THE centenary commemoration of King Mandume Ya Ndemufayo’s death at the Omhedi Palace of Queen Martha Nelumbu served as a reminder of the unity that abides in the land of the brave, bringing together thousands of people from all walks of life, and from all corners of Namibia.
In an affirmation of unity of all tribes, several traditional authority leaders described the late Oukwanyama king Mandume ya Ndemufayo as a fearless fighter, who had an unwavering determination to defend the territorial integrity of his people- the greater populace of the nation.
Whilst the February 6 commemoration might have knocked sense in some influential people who have in the recent past fuelled tribal connotation with a regressive effect on Namibia’s socio-political system, the tribalistic innuendos that have been reaching our ears should be denounced and eradicated from our society.

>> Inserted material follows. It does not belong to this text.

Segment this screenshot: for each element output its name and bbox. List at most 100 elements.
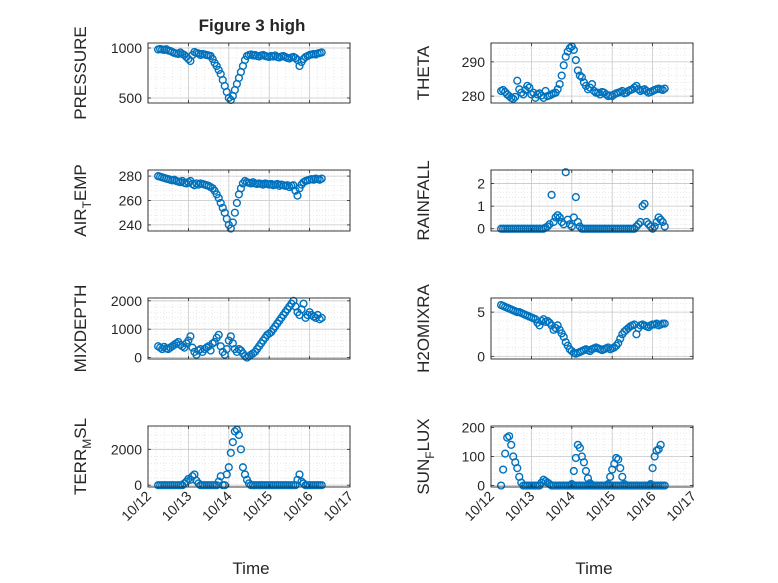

Of note amongst a plethora of similar connotations, Swapo parliamentarian Ida Hoffman, who is also the chairperson of the Nama Genocide Technical Committee, was quoted in a daily this week saying that the Nama people were being excluded from the country’s economic mainstream.

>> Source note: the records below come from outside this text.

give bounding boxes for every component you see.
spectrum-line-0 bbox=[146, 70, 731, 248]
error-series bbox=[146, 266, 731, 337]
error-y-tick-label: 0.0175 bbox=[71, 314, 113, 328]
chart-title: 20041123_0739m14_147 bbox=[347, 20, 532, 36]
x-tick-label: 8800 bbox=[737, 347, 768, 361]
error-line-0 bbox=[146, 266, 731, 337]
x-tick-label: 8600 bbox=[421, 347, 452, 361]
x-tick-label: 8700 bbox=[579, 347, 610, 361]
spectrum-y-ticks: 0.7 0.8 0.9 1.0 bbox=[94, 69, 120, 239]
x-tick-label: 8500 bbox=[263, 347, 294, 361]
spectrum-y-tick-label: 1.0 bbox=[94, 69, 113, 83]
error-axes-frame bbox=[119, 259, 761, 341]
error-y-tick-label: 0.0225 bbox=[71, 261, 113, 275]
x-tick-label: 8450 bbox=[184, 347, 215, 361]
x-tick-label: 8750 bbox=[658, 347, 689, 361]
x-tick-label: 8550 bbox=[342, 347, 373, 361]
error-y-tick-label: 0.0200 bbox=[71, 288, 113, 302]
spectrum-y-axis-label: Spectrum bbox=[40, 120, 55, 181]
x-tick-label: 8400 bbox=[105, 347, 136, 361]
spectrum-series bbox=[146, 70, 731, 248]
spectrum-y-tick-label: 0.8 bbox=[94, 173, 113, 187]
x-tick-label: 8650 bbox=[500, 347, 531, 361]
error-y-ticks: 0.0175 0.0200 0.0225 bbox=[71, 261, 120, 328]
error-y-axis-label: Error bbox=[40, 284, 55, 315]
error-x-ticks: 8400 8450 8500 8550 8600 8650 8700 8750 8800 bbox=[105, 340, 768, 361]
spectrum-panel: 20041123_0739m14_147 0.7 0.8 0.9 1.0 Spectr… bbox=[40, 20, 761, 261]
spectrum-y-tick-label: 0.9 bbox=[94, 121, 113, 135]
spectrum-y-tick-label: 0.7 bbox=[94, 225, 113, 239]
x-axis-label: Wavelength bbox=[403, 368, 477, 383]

“There are no jobs for our people. They are being tagged as lazy and drunkards. People have been transported in with yellow and orange buses to take their jobs,” she said without going into detail.
Having been incarcerated by the apartheid regime for amongst resisting Bantustan – a major administrative device for black exclusion – Hoffman ought to be amongst the first Namibian heroines to dismiss tribalism with contempt.
With very little doubt, such public statements from societal leaders have been known to raise the evil head of tribalism and divide society thereby eroding the gains of independence.
Great cadres of unity and heroes of the Namibia struggle such as Hendrik Witbooi who was a chief of the ǀKhowesin people, a sub-tribe of the Khoikhoi and Samuel Maharero who was a Paramount Chief of the Herero people in German South-West Africa, must be turning in their grave as their work is being undone by individuals who have failed to grasp the concept of a unified state.
If those who are supposed to know better do not act better and show responsibility and perpetuate the tribalism that the country has been known to have had over a number of years, then they are simply not fit to lead any ethnic group or hold any public office if Namibia is to move forward.
While there is nothing wrong with expressions of pride in one’s cultural practices naturally embraced by people of a particular tribe, this cannot be done to the detriment of other tribes, especially with respect to the distribution of public goods and other resources in the hands of the state.
With an acute need to treat the issue of land in the South with great sensitivity, it should be known that Government has acknowledged the need to address the issue and made a commitment that it will do so. Namibia ought to be a country of equal opportunities for all irrespective of tribal background or affinity, culture, language, religion. This is what our Constitution seeks to achieve and we should never undermine it for selfish and short-term gains.